A 64-year-old female presented to the outpatient clinic for the evaluation of flaking and itchy lesions on her bilateral hands and feet that were present for several months and caused difficulty with activities of daily living. Inconsistent use of betamethasone and narrowband ultraviolet (UV)-B on the affected areas were both reported, neither of which improved the patient’s symptoms. The physical exam was remarkable for yellow plaques with moderate scaling on over 50% of the patient’s bilateral palmoplantar surfaces (see Figures 1, 3). The differential diagnosis included palmoplantar keratoderma, tinea pedis, and psoriasis. A fungal culture was performed from the patient’s right plantar foot, but ultimately came back negative for growth after one month. Upon follow up at the one-month mark, a shave biopsy was performed on the right plantar surface to rule out psoriasis vs palmoplantar keratoderma.
Histopathology revealed hyperkeratosis with neutrophils within mounds of parakeratosis, digitated and psoriasiform epidermal hyperplasia, dilated blood vessels at the tips of dermal papillae, and a superficial perivascular mixed inflammatory cell infiltrate. The condition was diagnosed as verrucous psoriasis (VP); since there is currently no standard treatment protocol for VP, the options of topical steroids, calcineurin inhibitors, vitamin D analogues, intralesional kenalog, and apremilast were considered. Ultimately, the decision to start apremilast was made; the patient started the 5-day titration schedule and went on to complete the 28 day starter pack.
Upon completion of the starter pack, the patient returned to the clinic for re-evaluation, at which time she denied side effects of depression or headaches, but admitted to mild gastrointestinal (GI) upset that self-resolved. Upon exam, the patient’s lesions were reduced in size by approximately 50% on all surfaces and were lessened to mild in severity (Figures 2, 4). To our knowledge, this is the first time that apremilast has ever been used in the treatment of VP and we found that this novel approach significantly improved the patient’s quality of life.

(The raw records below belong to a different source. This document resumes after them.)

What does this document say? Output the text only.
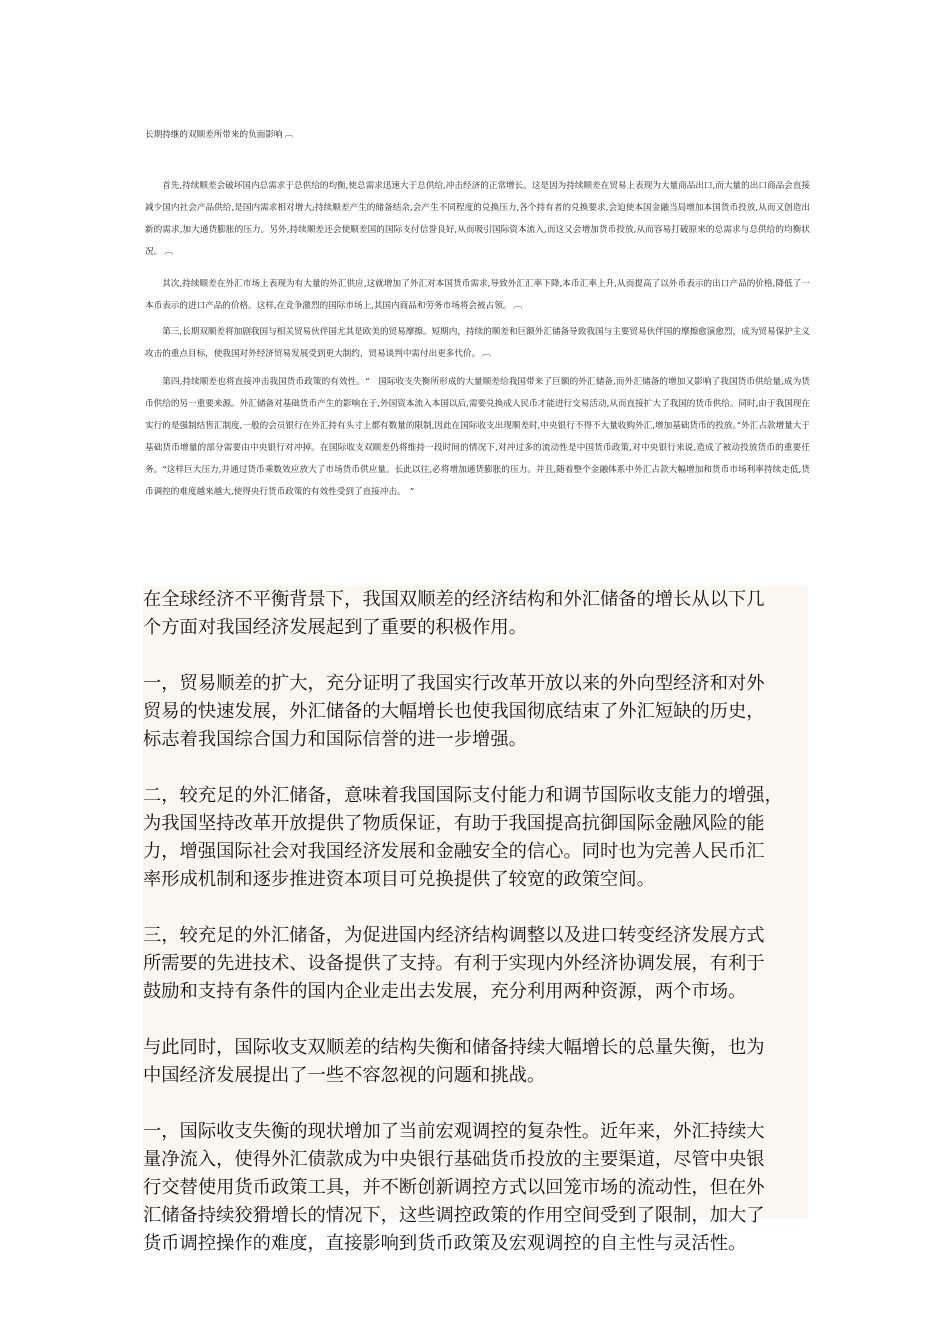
长期持继的双顺差所带来的负面影响 ︹

首先,持续顺差会破坏国内总需求于总供给的均衡,使总需求迅速大于总供给,冲击经济的正常增长。这是因为持续顺差在贸易上表现为大量商品出口,而大量的出口商品会直接减少国内社会产品供给,是国内需求相对增大;持续顺差产生的储备结余,会产生不同程度的兑换压力,各个持有者的兑换要求,会迫使本国金融当局增加本国货币投放,从而又创造出新的需求,加大通货膨胀的压力。另外,持续顺差还会使顺差国的国际支付信誉良好,从而吸引国际资本流入,而这又会增加货币投放,从而容易打破原来的总需求与总供给的均衡状况。 ︹

其次,持续顺差在外汇市场上表现为有大量的外汇供应,这就增加了外汇对本国货币需求,导致外汇汇率下降,本币汇率上升,从而提高了以外币表示的出口产品的价格,降低了一本币表示的进口产品的价格。这样,在竞争激烈的国际市场上,其国内商品和劳务市场将会被占领。 ︹

第三,长期双顺差将加剧我国与相关贸易伙伴国尤其是欧美的贸易摩擦。短期内，持续的顺差和巨额外汇储备导致我国与主要贸易伙伴国的摩擦愈演愈烈，成为贸易保护主义攻击的重点目标，使我国对外经济贸易发展受到更大制约，贸易谈判中需付出更多代价。 ︹

第四,持续顺差也将直接冲击我国货币政策的有效性。“　国际收支失衡所形成的大量顺差给我国带来了巨额的外汇储备,而外汇储备的增加又影响了我国货币供给量,成为货币供给的另一重要来源。外汇储备对基础货币产生的影响在于,外国资本流入本国以后,需要兑换成人民币才能进行交易活动,从而直接扩大了我国的货币供给。同时,由于我国现在实行的是强制结售汇制度,一般的会员银行在外汇持有头寸上都有数量的限制,因此在国际收支出现顺差时,中央银行不得不大量收购外汇,增加基础货币的投放。”外汇占款增量大于基础货币增量的部分需要由中央银行对冲掉。在国际收支双顺差仍将维持一段时间的情况下,对冲过多的流动性是中国货币政策,对中央银行来说,造成了被动投放货币的重要任务。“这样巨大压力,并通过货币乘数效应放大了市场货币供应量。长此以往,必将增加通货膨胀的压力。并且,随着整个金融体系中外汇占款大幅增加和货币市场利率持续走低,货币调控的难度越来越大,使得央行货币政策的有效性受到了直接冲击。　”

在全球经济不平衡背景下，我国双顺差的经济结构和外汇储备的增长从以下几
个方面对我国经济发展起到了重要的积极作用。

一，贸易顺差的扩大，充分证明了我国实行改革开放以来的外向型经济和对外
贸易的快速发展，外汇储备的大幅增长也使我国彻底结束了外汇短缺的历史，
标志着我国综合国力和国际信誉的进一步增强。

二，较充足的外汇储备，意味着我国国际支付能力和调节国际收支能力的增强，
为我国坚持改革开放提供了物质保证，有助于我国提高抗御国际金融风险的能
力，增强国际社会对我国经济发展和金融安全的信心。同时也为完善人民币汇
率形成机制和逐步推进资本项目可兑换提供了较宽的政策空间。

三，较充足的外汇储备，为促进国内经济结构调整以及进口转变经济发展方式
所需要的先进技术、设备提供了支持。有利于实现内外经济协调发展，有利于
鼓励和支持有条件的国内企业走出去发展，充分利用两种资源，两个市场。

与此同时，国际收支双顺差的结构失衡和储备持续大幅增长的总量失衡，也为
中国经济发展提出了一些不容忽视的问题和挑战。

一，国际收支失衡的现状增加了当前宏观调控的复杂性。近年来，外汇持续大
量净流入，使得外汇债款成为中央银行基础货币投放的主要渠道，尽管中央银
行交替使用货币政策工具，并不断创新调控方式以回笼市场的流动性，但在外
汇储备持续狡猾增长的情况下，这些调控政策的作用空间受到了限制，加大了
货币调控操作的难度，直接影响到货币政策及宏观调控的自主性与灵活性。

We had marked success with a novel approach for treating the rare and poorly understood condition of verrucous psoriasis by using apremilast.2 In previous reports, patients were given kenalog and/or topical steroids with varying degrees of success.3-6 Although upwards of 3 million cases of psoriasis are diagnosed annually in the US, verrucous psoriasis has only 20 reports currently in the literature.1 Via this prototypical treatment with apremilast, we hope to shed some light on this otherwise not-well-understood and unusual histopathological variant of psoriasis.
The authors have no conflicts of interest to declare.
1. Khalil FK, Keehn CA, Saeed S, et al. Verrucous psoriasis: a distinctive clinicopathologic variant of psoriasis. Am J Dermatopathol. 2005;27(3):204-207. doi:10.1097/01.dad.0000157450.39033.31
2. Maloney NJ, Zhao J, Tegtmeyer K, et al. Off-label studies on apremilast in dermatology: a review. J Dermatolog Treat. 2020;31(2):131-140. doi:10.1080 /09546634.2019.1589641
3. Moesch J, Mercer J, Sissom J, et al. A rare case of verrucous psoriasis in young female: a case report and review of clinicohistologic presentation and variable therapeutic response. J Amer Osteopath Col Dermatol. 2016;34:56-58.
4. Monroe HR, Hillman JD, Chiu MW. A case of verrucous psoriasis. Dermatol Online J. 2011;17(5):10. doi:/10.5070/D30cn3d92h
5. Sergeyenko A, Clay T, Guo, AM. A case of verrucous psoriasis. J Dermatol Nurses Assoc. 2017;9(4):183-185. doi: 10.1097/JDN.0000000000000299.
6. Shivers L, Montanez-Wiscovich ME. Verrucous psoriasis treated with methotrexate and acitretin combination therapy. Cutis. 2019;104(6):E10-E12.